# Real Estate Location Mapping: Finding Nearest Amenities

This notebook demonstrates how to enrich real estate property data by identifying the nearest metro stations, schools, and hospitals for each property. We'll use geographical distance calculations to link properties to these amenities and save the enriched data to an Excel file.
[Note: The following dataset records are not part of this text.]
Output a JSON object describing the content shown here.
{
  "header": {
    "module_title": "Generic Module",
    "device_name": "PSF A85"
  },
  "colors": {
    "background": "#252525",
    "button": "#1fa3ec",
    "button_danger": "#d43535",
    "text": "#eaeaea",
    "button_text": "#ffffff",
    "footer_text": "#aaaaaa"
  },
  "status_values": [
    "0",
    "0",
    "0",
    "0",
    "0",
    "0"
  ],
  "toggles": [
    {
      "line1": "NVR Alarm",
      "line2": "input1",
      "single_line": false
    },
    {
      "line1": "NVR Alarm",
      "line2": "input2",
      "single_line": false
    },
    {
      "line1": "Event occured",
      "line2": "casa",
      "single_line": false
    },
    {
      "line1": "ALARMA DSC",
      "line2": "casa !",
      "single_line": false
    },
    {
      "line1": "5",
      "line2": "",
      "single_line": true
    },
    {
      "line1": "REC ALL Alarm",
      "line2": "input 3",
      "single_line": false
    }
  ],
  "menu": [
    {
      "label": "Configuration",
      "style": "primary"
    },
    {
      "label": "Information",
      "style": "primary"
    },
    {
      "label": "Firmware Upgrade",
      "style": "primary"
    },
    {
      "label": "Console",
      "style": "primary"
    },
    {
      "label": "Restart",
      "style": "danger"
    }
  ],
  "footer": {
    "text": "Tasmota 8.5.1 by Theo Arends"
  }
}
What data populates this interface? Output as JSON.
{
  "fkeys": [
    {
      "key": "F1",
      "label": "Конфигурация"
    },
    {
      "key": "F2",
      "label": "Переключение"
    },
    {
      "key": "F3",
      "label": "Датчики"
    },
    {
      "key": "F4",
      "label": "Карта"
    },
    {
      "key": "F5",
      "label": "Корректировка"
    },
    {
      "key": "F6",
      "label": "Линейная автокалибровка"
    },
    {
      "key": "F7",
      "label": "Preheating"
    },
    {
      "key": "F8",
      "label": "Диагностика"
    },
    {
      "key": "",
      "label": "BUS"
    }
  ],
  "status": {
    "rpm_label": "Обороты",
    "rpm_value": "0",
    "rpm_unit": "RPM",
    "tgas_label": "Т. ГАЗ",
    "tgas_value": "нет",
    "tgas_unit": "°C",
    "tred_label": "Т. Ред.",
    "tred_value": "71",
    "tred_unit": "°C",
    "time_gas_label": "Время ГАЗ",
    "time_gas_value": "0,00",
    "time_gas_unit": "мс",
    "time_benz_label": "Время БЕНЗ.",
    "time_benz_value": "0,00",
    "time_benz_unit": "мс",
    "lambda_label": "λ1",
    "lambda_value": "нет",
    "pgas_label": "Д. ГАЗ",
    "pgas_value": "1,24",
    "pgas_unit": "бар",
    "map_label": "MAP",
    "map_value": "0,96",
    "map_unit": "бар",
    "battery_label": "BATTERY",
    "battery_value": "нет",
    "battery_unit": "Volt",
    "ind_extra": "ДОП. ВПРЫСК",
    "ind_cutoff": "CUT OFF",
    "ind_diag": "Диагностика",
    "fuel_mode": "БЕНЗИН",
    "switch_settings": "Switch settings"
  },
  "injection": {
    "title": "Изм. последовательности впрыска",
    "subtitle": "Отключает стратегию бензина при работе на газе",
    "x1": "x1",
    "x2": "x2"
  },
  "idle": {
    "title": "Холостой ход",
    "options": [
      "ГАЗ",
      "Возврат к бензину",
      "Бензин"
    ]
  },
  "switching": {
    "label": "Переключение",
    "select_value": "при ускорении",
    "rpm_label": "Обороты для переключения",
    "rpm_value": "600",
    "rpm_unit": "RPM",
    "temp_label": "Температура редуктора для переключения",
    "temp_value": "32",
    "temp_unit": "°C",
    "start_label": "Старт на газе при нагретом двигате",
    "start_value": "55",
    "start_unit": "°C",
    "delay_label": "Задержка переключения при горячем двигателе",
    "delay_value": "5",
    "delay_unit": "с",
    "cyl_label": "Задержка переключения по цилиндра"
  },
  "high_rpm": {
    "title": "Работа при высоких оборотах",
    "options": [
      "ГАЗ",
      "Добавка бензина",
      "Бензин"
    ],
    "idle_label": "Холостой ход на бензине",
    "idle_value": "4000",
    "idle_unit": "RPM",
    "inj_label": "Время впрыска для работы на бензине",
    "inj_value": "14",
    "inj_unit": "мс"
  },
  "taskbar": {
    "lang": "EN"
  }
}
## 1. Setting Up the Environment and Loading Data

First, we import the necessary libraries. If you don't have them installed, you can install them using `pip`:
`pip install pandas geopy openpyxl`

Then, we load the main real estate dataset and separate datasets for metro stations, schools, and hospitals. Ensure all these Excel files are in the same directory as this notebook.

In [ ]:
import pandas as pd
from geopy.distance import geodesic

print("Loading data files...")
# Load real estate data (ensure this file exists and has 'X' and 'Y' for coordinates)
real_estate_df = pd.read_excel("Delhi_RealEstate_Data.xlsx")
# Load amenity data (ensure these files exist and have 'X', 'Y', and their respective IDs)
metro_df = pd.read_excel("MetroStations_Data.xlsx")
school_df = pd.read_excel("Schools_Data.xlsx")
hospital_df = pd.read_excel("Hospitals_Data.xlsx")
print(f"Loaded {len(real_estate_df)} real estate properties")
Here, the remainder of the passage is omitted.